Tasha reckons being a student means that you can miss out on city life. "It's good fun being a student because there are so many people around you who are like-minded. But student life in Manchester is very artificial. Everyone gets so lazy here. You think `there's a pub across the road, we might as well go there', so no-one makes an effort to go beyond that. You're all doing the same things in the same places and you're not really seeing the city for what it really is.

"Manchester has so much to offer as a city," says this born-and-bred Londoner, "but my life here is so narrow. You could stay here for three years as a student and still not know what Manchester's really like, and I've tried to fight that. I wouldn't mind moving down to an area like Castlefield which is more towards the town centre. It's really great there. It's so frustrating to know that that part of the city exists but not be part of it."

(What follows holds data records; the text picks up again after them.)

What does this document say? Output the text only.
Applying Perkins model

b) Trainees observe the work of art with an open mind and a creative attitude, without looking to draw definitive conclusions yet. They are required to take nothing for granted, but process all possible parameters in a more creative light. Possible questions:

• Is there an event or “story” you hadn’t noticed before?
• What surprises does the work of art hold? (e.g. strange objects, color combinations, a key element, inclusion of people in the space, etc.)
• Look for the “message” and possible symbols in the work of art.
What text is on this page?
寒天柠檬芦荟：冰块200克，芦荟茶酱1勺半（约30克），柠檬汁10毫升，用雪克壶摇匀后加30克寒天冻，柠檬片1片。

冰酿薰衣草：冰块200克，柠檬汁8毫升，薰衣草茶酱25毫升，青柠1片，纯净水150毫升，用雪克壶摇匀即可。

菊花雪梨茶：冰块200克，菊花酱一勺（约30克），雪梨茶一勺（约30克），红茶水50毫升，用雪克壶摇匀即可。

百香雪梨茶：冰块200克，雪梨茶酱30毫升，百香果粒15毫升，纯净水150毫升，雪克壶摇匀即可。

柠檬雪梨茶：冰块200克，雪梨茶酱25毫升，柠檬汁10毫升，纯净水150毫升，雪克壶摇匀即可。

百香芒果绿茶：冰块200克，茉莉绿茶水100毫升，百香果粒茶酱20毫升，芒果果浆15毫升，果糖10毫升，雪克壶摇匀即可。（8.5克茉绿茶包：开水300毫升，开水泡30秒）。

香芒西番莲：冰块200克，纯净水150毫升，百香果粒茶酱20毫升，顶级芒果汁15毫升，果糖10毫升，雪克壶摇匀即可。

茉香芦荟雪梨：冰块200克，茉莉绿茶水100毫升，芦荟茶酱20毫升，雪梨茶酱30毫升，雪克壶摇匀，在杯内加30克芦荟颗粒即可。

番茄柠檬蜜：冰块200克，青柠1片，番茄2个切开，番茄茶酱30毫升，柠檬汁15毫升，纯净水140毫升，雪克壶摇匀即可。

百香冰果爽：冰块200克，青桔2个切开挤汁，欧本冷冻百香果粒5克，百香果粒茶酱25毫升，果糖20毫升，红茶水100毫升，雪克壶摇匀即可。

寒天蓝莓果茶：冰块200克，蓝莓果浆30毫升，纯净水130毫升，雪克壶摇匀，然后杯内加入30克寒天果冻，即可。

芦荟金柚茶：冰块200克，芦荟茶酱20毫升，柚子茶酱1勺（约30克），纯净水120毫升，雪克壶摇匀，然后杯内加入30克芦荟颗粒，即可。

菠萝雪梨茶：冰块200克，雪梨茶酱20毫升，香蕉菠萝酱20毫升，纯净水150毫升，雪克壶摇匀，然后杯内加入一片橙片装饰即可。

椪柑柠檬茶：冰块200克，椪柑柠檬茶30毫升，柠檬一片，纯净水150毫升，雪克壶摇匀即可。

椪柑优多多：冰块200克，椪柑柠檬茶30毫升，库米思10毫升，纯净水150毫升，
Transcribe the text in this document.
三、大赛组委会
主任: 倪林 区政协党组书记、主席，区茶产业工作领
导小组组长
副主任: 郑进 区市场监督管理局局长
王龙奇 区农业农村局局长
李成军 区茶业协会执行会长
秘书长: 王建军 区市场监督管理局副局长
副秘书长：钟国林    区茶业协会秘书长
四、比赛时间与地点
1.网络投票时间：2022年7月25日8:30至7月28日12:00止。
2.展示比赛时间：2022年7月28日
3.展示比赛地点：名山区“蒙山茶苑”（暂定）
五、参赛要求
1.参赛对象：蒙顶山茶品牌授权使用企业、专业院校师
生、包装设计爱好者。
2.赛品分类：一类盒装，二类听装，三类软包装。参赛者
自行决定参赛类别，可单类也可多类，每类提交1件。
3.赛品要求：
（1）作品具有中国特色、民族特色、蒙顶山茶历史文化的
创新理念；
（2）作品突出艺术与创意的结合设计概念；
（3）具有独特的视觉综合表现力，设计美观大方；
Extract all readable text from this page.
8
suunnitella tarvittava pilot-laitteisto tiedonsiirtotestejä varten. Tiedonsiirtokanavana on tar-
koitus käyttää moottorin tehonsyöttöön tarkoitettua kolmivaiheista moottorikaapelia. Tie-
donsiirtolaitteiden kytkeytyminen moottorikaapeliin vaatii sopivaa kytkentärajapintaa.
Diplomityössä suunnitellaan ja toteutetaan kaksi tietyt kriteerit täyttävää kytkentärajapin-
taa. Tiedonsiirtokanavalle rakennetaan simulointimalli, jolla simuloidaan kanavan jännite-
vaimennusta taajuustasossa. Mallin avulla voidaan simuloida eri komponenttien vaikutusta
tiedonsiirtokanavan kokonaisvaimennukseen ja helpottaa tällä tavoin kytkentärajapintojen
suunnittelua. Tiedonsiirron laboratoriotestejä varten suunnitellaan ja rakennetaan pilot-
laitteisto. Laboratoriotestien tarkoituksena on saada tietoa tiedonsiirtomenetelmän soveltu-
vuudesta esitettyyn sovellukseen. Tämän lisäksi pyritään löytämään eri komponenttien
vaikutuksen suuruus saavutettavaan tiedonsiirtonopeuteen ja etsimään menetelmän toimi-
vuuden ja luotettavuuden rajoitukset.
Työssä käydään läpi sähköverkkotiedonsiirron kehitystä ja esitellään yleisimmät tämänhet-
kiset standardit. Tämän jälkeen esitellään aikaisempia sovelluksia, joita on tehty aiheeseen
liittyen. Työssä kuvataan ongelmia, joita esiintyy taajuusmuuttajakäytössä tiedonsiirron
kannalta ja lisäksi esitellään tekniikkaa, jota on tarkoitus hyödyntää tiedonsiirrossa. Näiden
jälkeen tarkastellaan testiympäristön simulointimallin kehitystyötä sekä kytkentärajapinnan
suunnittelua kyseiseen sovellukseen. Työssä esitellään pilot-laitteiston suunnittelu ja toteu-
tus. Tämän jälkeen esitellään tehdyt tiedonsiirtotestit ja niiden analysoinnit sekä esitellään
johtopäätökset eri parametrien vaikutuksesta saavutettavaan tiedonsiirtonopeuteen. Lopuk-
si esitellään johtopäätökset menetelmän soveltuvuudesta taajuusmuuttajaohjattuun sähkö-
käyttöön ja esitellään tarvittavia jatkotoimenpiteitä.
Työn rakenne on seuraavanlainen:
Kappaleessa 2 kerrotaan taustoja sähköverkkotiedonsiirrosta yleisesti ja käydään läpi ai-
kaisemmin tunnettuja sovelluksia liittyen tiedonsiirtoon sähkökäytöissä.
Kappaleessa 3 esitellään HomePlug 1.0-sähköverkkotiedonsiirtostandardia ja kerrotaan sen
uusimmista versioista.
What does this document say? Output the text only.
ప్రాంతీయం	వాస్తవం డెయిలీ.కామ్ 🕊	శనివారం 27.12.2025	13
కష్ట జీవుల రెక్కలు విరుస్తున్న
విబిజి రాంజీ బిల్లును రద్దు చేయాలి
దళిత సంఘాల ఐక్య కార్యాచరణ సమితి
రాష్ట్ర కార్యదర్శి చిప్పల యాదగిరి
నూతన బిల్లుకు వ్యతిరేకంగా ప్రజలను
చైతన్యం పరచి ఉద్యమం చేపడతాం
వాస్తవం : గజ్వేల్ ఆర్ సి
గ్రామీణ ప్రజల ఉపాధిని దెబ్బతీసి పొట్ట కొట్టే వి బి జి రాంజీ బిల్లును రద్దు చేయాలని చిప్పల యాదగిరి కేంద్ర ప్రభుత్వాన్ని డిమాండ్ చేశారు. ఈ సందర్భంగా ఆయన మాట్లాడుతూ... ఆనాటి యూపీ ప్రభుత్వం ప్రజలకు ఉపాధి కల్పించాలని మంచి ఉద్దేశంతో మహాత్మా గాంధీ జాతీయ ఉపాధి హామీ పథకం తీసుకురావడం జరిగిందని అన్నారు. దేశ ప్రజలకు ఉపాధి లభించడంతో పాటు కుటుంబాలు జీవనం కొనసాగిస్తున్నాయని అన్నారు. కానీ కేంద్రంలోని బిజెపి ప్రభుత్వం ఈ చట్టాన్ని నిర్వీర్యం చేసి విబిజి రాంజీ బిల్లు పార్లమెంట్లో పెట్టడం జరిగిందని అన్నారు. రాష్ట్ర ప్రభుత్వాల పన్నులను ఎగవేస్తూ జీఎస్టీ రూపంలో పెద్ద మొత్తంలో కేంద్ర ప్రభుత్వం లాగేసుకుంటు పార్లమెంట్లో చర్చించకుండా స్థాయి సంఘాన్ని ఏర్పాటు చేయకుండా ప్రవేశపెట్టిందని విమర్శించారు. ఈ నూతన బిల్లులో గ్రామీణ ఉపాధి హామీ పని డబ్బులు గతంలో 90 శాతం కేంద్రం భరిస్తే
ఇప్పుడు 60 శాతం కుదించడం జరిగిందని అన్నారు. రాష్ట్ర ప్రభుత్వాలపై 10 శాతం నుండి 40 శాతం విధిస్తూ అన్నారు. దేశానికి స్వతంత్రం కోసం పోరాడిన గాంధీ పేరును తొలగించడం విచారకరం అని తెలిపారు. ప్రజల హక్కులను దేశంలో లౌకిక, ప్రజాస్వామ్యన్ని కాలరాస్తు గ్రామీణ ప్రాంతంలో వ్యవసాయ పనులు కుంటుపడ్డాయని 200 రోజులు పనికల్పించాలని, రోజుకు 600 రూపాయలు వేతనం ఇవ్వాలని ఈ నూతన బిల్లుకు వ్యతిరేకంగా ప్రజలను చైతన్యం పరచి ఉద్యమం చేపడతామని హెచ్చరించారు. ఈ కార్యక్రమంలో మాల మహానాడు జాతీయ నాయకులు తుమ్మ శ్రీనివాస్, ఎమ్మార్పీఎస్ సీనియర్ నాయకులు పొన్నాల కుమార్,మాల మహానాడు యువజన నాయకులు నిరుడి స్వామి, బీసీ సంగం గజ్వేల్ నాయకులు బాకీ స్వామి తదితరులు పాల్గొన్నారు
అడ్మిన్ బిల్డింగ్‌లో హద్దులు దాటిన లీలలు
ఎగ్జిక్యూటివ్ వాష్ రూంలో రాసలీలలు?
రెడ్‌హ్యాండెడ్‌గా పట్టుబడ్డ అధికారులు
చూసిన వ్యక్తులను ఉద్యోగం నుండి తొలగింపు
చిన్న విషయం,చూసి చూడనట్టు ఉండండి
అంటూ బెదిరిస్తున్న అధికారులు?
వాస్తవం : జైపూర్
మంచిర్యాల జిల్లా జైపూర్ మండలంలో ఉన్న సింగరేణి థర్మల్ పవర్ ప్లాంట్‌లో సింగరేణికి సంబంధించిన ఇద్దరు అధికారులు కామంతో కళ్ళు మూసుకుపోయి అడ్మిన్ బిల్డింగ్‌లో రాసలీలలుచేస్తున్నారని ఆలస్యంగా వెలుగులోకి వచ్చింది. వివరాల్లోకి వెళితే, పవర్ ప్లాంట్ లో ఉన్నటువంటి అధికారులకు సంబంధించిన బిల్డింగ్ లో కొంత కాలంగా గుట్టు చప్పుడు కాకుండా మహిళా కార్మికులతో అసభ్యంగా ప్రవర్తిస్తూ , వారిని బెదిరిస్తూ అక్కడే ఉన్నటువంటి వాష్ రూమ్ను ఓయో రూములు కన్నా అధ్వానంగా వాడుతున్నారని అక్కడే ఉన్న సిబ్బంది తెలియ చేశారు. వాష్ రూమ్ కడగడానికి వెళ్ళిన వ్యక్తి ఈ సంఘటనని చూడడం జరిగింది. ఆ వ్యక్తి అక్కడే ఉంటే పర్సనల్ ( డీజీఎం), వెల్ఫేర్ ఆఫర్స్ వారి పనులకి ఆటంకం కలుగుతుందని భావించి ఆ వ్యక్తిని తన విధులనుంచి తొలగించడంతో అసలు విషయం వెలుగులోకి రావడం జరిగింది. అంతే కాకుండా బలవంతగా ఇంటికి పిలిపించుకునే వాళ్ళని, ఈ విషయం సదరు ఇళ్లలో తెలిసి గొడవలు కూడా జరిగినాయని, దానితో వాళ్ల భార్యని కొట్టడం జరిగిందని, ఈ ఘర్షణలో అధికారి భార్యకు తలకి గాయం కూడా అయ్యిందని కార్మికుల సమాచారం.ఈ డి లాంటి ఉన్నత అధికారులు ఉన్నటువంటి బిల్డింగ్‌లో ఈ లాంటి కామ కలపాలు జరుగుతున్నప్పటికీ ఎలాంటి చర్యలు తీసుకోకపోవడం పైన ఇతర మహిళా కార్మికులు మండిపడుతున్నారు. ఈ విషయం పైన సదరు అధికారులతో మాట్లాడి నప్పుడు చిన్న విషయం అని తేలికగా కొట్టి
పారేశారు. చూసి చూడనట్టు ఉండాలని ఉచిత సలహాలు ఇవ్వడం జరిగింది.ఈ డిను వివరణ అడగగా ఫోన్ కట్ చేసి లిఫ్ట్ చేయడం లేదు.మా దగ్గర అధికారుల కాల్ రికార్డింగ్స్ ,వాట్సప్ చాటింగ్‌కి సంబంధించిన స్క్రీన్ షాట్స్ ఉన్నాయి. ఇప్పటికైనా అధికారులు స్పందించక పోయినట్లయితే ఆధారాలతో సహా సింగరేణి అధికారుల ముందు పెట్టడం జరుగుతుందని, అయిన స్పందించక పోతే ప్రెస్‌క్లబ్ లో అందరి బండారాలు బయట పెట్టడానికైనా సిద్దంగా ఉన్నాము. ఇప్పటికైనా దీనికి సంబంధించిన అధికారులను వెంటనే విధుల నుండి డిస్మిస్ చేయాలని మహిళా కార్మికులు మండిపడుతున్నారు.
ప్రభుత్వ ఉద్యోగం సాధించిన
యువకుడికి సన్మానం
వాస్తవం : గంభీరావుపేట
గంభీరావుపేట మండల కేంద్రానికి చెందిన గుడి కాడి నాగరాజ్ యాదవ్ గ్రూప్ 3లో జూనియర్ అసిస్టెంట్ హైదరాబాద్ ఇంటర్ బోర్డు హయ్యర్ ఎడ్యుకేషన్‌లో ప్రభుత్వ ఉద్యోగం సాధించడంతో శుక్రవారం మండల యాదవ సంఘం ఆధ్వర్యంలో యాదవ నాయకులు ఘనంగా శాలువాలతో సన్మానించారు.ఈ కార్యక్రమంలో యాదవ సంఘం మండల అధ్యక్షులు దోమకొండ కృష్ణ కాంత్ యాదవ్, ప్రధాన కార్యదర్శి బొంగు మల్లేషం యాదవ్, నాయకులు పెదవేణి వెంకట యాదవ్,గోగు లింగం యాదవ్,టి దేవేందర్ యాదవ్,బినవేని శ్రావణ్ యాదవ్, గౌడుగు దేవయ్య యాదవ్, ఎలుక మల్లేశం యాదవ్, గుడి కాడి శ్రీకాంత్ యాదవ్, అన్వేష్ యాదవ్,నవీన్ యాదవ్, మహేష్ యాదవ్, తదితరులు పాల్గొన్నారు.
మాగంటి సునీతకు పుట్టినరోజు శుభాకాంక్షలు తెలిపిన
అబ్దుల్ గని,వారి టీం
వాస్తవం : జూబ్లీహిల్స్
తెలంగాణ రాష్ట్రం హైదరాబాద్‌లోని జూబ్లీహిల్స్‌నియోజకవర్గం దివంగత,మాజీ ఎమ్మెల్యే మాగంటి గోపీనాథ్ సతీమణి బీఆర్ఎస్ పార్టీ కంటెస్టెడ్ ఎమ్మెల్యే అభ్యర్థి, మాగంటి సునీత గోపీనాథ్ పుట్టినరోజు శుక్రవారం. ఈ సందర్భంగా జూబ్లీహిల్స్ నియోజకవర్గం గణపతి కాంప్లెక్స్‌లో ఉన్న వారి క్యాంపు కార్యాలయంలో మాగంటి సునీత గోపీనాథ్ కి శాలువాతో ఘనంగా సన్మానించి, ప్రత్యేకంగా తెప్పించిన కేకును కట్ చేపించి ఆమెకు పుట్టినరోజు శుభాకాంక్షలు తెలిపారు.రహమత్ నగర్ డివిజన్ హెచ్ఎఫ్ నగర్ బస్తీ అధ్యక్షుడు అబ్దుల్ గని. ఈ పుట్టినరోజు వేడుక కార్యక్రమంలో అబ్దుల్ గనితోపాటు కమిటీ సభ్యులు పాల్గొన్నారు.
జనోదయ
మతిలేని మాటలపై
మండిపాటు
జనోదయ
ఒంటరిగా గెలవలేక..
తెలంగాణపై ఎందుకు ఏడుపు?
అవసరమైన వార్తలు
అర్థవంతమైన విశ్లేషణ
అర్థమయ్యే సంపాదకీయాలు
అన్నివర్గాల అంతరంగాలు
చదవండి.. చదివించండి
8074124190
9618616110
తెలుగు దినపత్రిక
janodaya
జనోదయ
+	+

So why does Tasha want to stay and work in Manchester? "You could have that London life up here," she explains. "But the people are nicer and you still have loads of posh places to go to. It's a cheaper city but in a smaller amount of space so it's easier to get around. I would love to get a job up here, but it would be weird because it would take so much longer to make friends. When you're a student you make friends quickly because you can go out and get drunk with them all afternoon."

Tasha has been revelling in the city's feel-good vibe since United came back home with their trophies, and even a flirt with danger hasn't put her off. "It was absolutely mental here over the two days of celebrating," she says. "When me and Leona were coming back from seeing the bus go through the city centre we couldn't get home because all the roads were jammed.

"Bus drivers were opening the emergency exits so that people could just get off the busses and walk, because the traffic had come to a stand-still. Everyone was in a good mood, and people were waving to people in the street. Then this little boy - he must have been about 14 - just kicked in one of the big windows on the buss and then everyone started doing it."

The students are planning one last bash before they all move out of the house and go their separate ways. "We're planning a party to celebrate the end of exams as so many of us are leaving Manchester at the end of term," explains Leona. "In fact, it will be the only proper party we've ever had here. That's strange, because when we first got the house we thought `what a great place for parties', but we haven't had a single one all the time we've been here."